Kegiatan ini dilanjutkan dengan penyampaian materi oleh Prof. Rusnardi rahmat putra, phd. Eng selaku ketua pusat kajian kebencanaan unp. Ia mengatakan UNP salah satu yang paling rawan dari sisi kondisi tanah, dan poteni tsunami.
"Melihat letak geografis UNP yang berada pada bibir pantai, dirasa cukup rawan akan terjadinya gempa bumi dan tsunami. Maka dari itu simulasi tersebut sangat diperlukan bagi sivitas akademika UNP agar dapat tanggap jika bencana tersebut terjadi nantinya," ujarnya.
Selanjutnya, Rusnardi mengatakan bencana alam di Indonesia makin lama makin meningkat.
"Bencana di Indonesia terjadi signifikan awal tahun ini.

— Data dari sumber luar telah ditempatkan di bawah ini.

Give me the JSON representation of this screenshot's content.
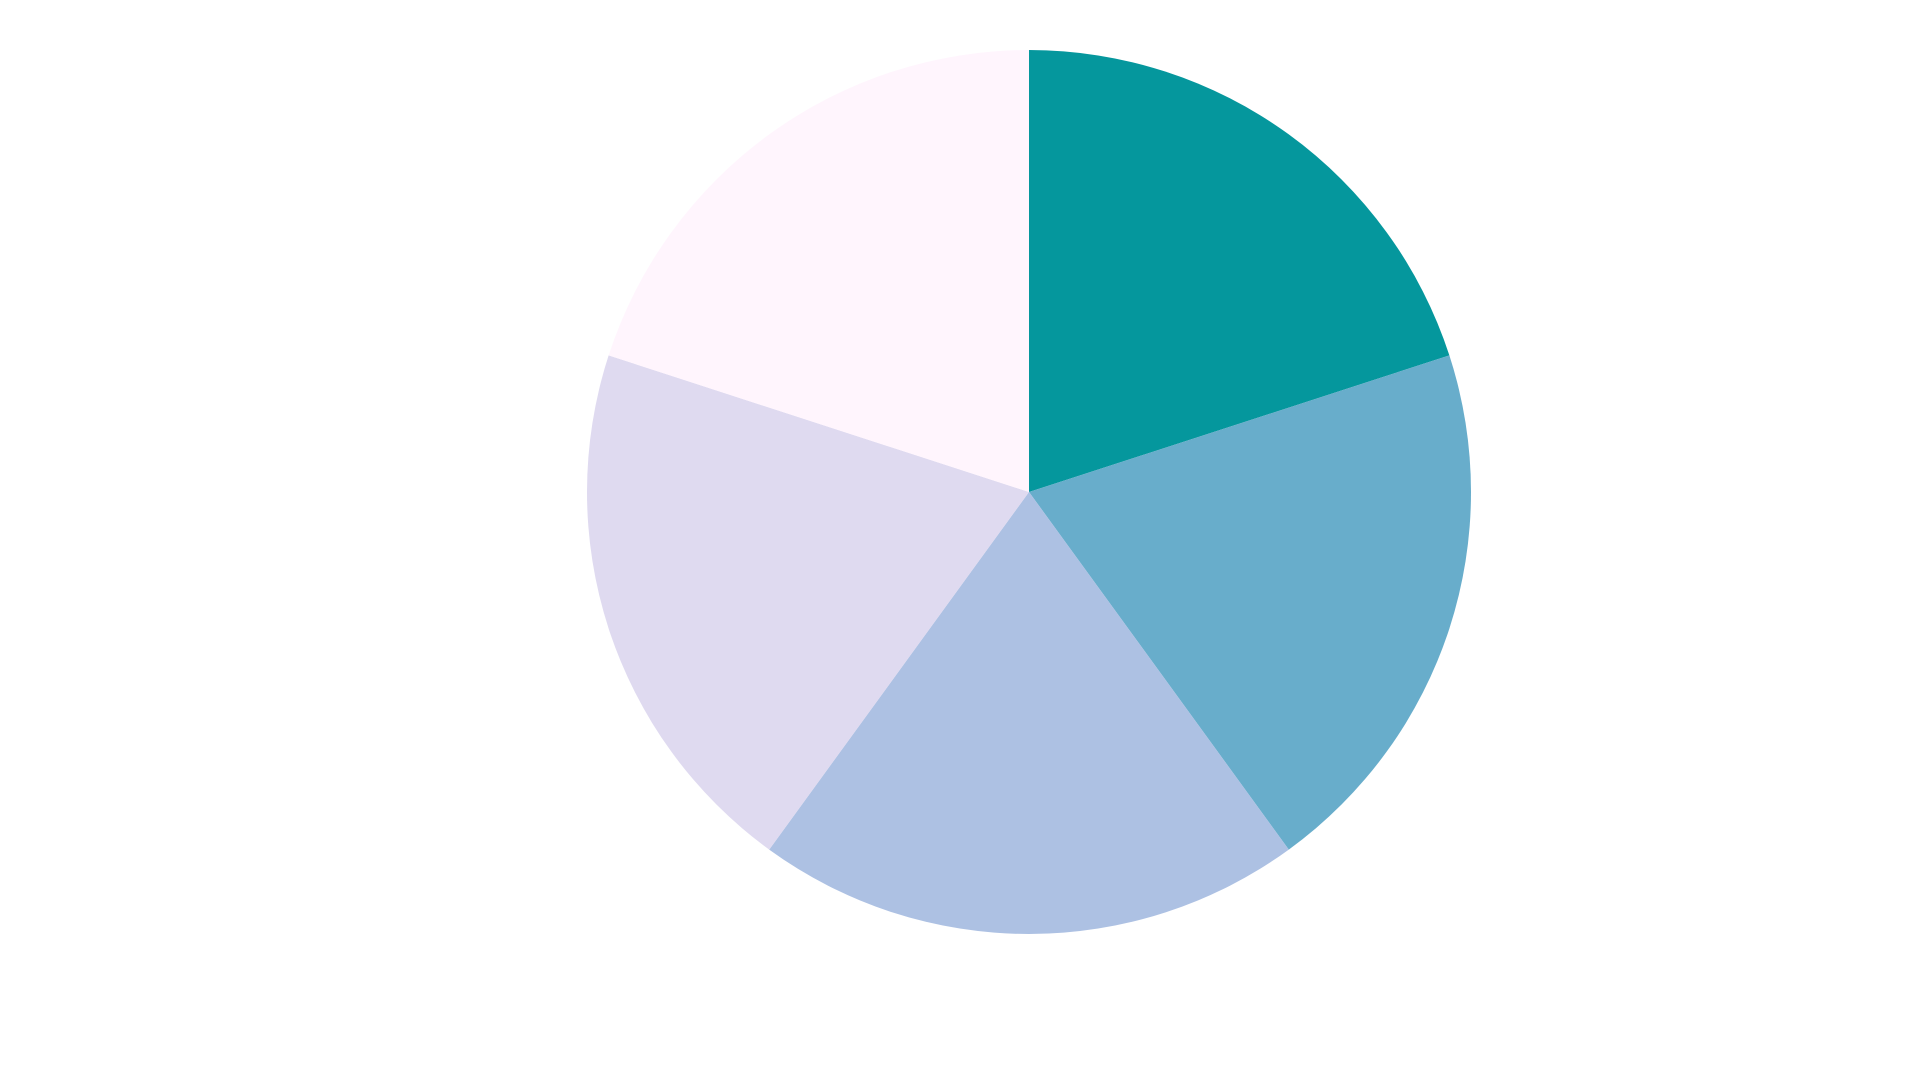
{
  "chart_data": {
    "type": "pie",
    "title": "",
    "start_angle": "12 o'clock",
    "direction": "clockwise",
    "legend": "none",
    "slices": [
      {
        "value": 20,
        "color": "#05979d"
      },
      {
        "value": 20,
        "color": "#68adcb"
      },
      {
        "value": 20,
        "color": "#adc1e3"
      },
      {
        "value": 20,
        "color": "#dfdaf0"
      },
      {
        "value": 20,
        "color": "#fff5fd"
      }
    ]
  }
}
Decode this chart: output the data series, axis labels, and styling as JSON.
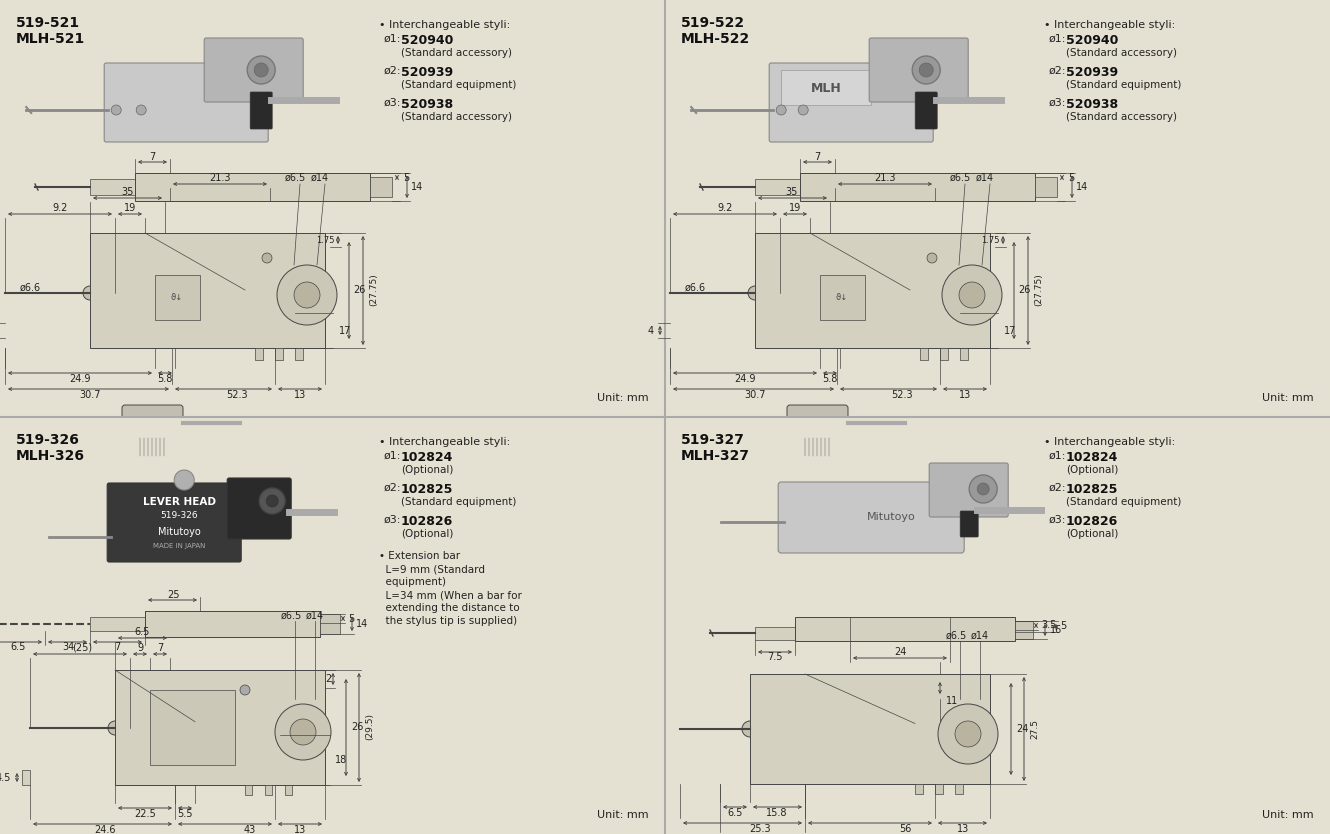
{
  "bg_color": "#e5e1d2",
  "panel_bg": "#e5e1d2",
  "line_color": "#454545",
  "text_color": "#222222",
  "panels": {
    "TL": {
      "model_num": "519-521",
      "model_name": "MLH-521",
      "styli": [
        {
          "dia": "ø1:",
          "code": "520940",
          "desc": "(Standard accessory)"
        },
        {
          "dia": "ø2:",
          "code": "520939",
          "desc": "(Standard equipment)"
        },
        {
          "dia": "ø3:",
          "code": "520938",
          "desc": "(Standard accessory)"
        }
      ]
    },
    "TR": {
      "model_num": "519-522",
      "model_name": "MLH-522",
      "styli": [
        {
          "dia": "ø1:",
          "code": "520940",
          "desc": "(Standard accessory)"
        },
        {
          "dia": "ø2:",
          "code": "520939",
          "desc": "(Standard equipment)"
        },
        {
          "dia": "ø3:",
          "code": "520938",
          "desc": "(Standard accessory)"
        }
      ]
    },
    "BL": {
      "model_num": "519-326",
      "model_name": "MLH-326",
      "styli": [
        {
          "dia": "ø1:",
          "code": "102824",
          "desc": "(Optional)"
        },
        {
          "dia": "ø2:",
          "code": "102825",
          "desc": "(Standard equipment)"
        },
        {
          "dia": "ø3:",
          "code": "102826",
          "desc": "(Optional)"
        }
      ],
      "extension": "• Extension bar\n  L=9 mm (Standard\n  equipment)\n  L=34 mm (When a bar for\n  extending the distance to\n  the stylus tip is supplied)"
    },
    "BR": {
      "model_num": "519-327",
      "model_name": "MLH-327",
      "styli": [
        {
          "dia": "ø1:",
          "code": "102824",
          "desc": "(Optional)"
        },
        {
          "dia": "ø2:",
          "code": "102825",
          "desc": "(Standard equipment)"
        },
        {
          "dia": "ø3:",
          "code": "102826",
          "desc": "(Optional)"
        }
      ]
    }
  }
}
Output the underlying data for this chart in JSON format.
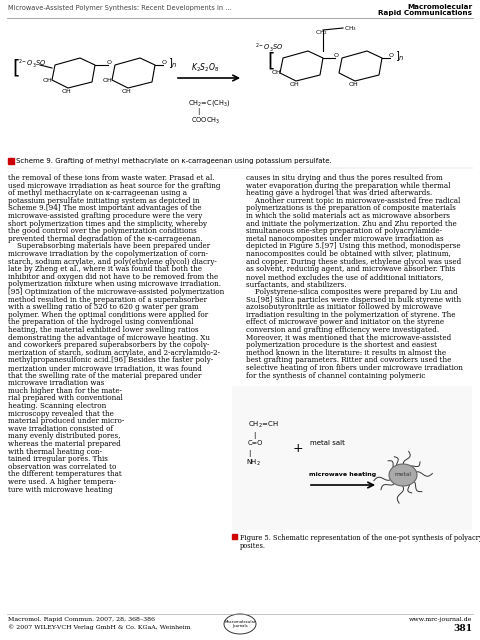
{
  "page_background": "#ffffff",
  "header_left": "Microwave-Assisted Polymer Synthesis: Recent Developments in ...",
  "header_right_line1": "Macromolecular",
  "header_right_line2": "Rapid Communications",
  "scheme_caption": "Scheme 9. Grafting of methyl methacrylate on κ-carrageenan using potassium persulfate.",
  "col1_lines": [
    "the removal of these ions from waste water. Prasad et al.",
    "used microwave irradiation as heat source for the grafting",
    "of methyl methacrylate on κ-carrageenan using a",
    "potassium persulfate initiating system as depicted in",
    "Scheme 9.[94] The most important advantages of the",
    "microwave-assisted grafting procedure were the very",
    "short polymerization times and the simplicity, whereby",
    "the good control over the polymerization conditions",
    "prevented thermal degradation of the κ-carrageenan.",
    "    Superabsorbing materials have been prepared under",
    "microwave irradiation by the copolymerization of corn-",
    "starch, sodium acrylate, and poly(ethylene glycol) diacry-",
    "late by Zheng et al., where it was found that both the",
    "inhibitor and oxygen did not have to be removed from the",
    "polymerization mixture when using microwave irradiation.",
    "[95] Optimization of the microwave-assisted polymerization",
    "method resulted in the preparation of a superabsorber",
    "with a swelling ratio of 520 to 620 g water per gram",
    "polymer. When the optimal conditions were applied for",
    "the preparation of the hydrogel using conventional",
    "heating, the material exhibited lower swelling ratios",
    "demonstrating the advantage of microwave heating. Xu",
    "and coworkers prepared superabsorbers by the copoly-",
    "merization of starch, sodium acrylate, and 2-acrylamido-2-",
    "methylpropanesulfonic acid.[96] Besides the faster poly-",
    "merization under microwave irradiation, it was found",
    "that the swelling rate of the material prepared under",
    "microwave irradiation was",
    "much higher than for the mate-",
    "rial prepared with conventional",
    "heating. Scanning electron",
    "microscopy revealed that the",
    "material produced under micro-",
    "wave irradiation consisted of",
    "many evenly distributed pores,",
    "whereas the material prepared",
    "with thermal heating con-",
    "tained irregular pores. This",
    "observation was correlated to",
    "the different temperatures that",
    "were used. A higher tempera-",
    "ture with microwave heating"
  ],
  "col2_lines": [
    "causes in situ drying and thus the pores resulted from",
    "water evaporation during the preparation while thermal",
    "heating gave a hydrogel that was dried afterwards.",
    "    Another current topic in microwave-assisted free radical",
    "polymerizations is the preparation of composite materials",
    "in which the solid materials act as microwave absorbers",
    "and initiate the polymerization. Zhu and Zhu reported the",
    "simultaneous one-step preparation of polyacrylamide-",
    "metal nanocomposites under microwave irradiation as",
    "depicted in Figure 5.[97] Using this method, monodisperse",
    "nanocomposites could be obtained with silver, platinum,",
    "and copper. During these studies, ethylene glycol was used",
    "as solvent, reducing agent, and microwave absorber. This",
    "novel method excludes the use of additional initiators,",
    "surfactants, and stabilizers.",
    "    Polystyrene-silica composites were prepared by Liu and",
    "Su.[98] Silica particles were dispersed in bulk styrene with",
    "azoisobutyronitrile as initiator followed by microwave",
    "irradiation resulting in the polymerization of styrene. The",
    "effect of microwave power and initiator on the styrene",
    "conversion and grafting efficiency were investigated.",
    "Moreover, it was mentioned that the microwave-assisted",
    "polymerization procedure is the shortest and easiest",
    "method known in the literature: it results in almost the",
    "best grafting parameters. Ritter and coworkers used the",
    "selective heating of iron fibers under microwave irradiation",
    "for the synthesis of channel containing polymeric"
  ],
  "fig5_caption_line1": "Figure 5. Schematic representation of the one-pot synthesis of polyacrylamide-metal nanocom-",
  "fig5_caption_line2": "posites.",
  "footer_left_line1": "Macromol. Rapid Commun. 2007, 28, 368–386",
  "footer_left_line2": "© 2007 WILEY-VCH Verlag GmbH & Co. KGaA, Weinheim",
  "footer_right": "www.mrc-journal.de",
  "footer_page": "381"
}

Data Badan Nasional Penanggulangan Bencana (BNPB) baru dua bulan pertama, 1 Januari–27 Februari 2024 sudah ada 361 bencana terjadi di Indonesia. Kejadian bencana terus meningkat dalam beberapa tahun belakangan ini," ujarnya.
Rusnadri menambahkan kebencanaan harus betul-betul menjadi perhatian pemerintah, baik di tingkat pusat, provinsi dan kabupaten/kota serta masyarakat mengingatkan hal tersebut, khususnya kepada warga Sumatra Barat.
"Bencana ini bukan urusan sembarangan, harus betul-betul menjadi perhatian sungguh pemerintah provinsi, pemerintah kota dan masyarakat tentang betapa bahayanya risiko di Sumatra Barat," tambahnya.
Terakhir, ia berharap mahasiswa dan civitas UNP lainnya bisa mengetahui seperti apa pencegahan dan penyelematan diri saat bencana gempa dan tsunami datang.
"Kita berharap melalui simulasi ini mahasiswa dan civitas akademika UNP lebih waspada dan memahami arti dari bencana, kita upayakan siap dan tangguh mengadapi bencana," tuturnya.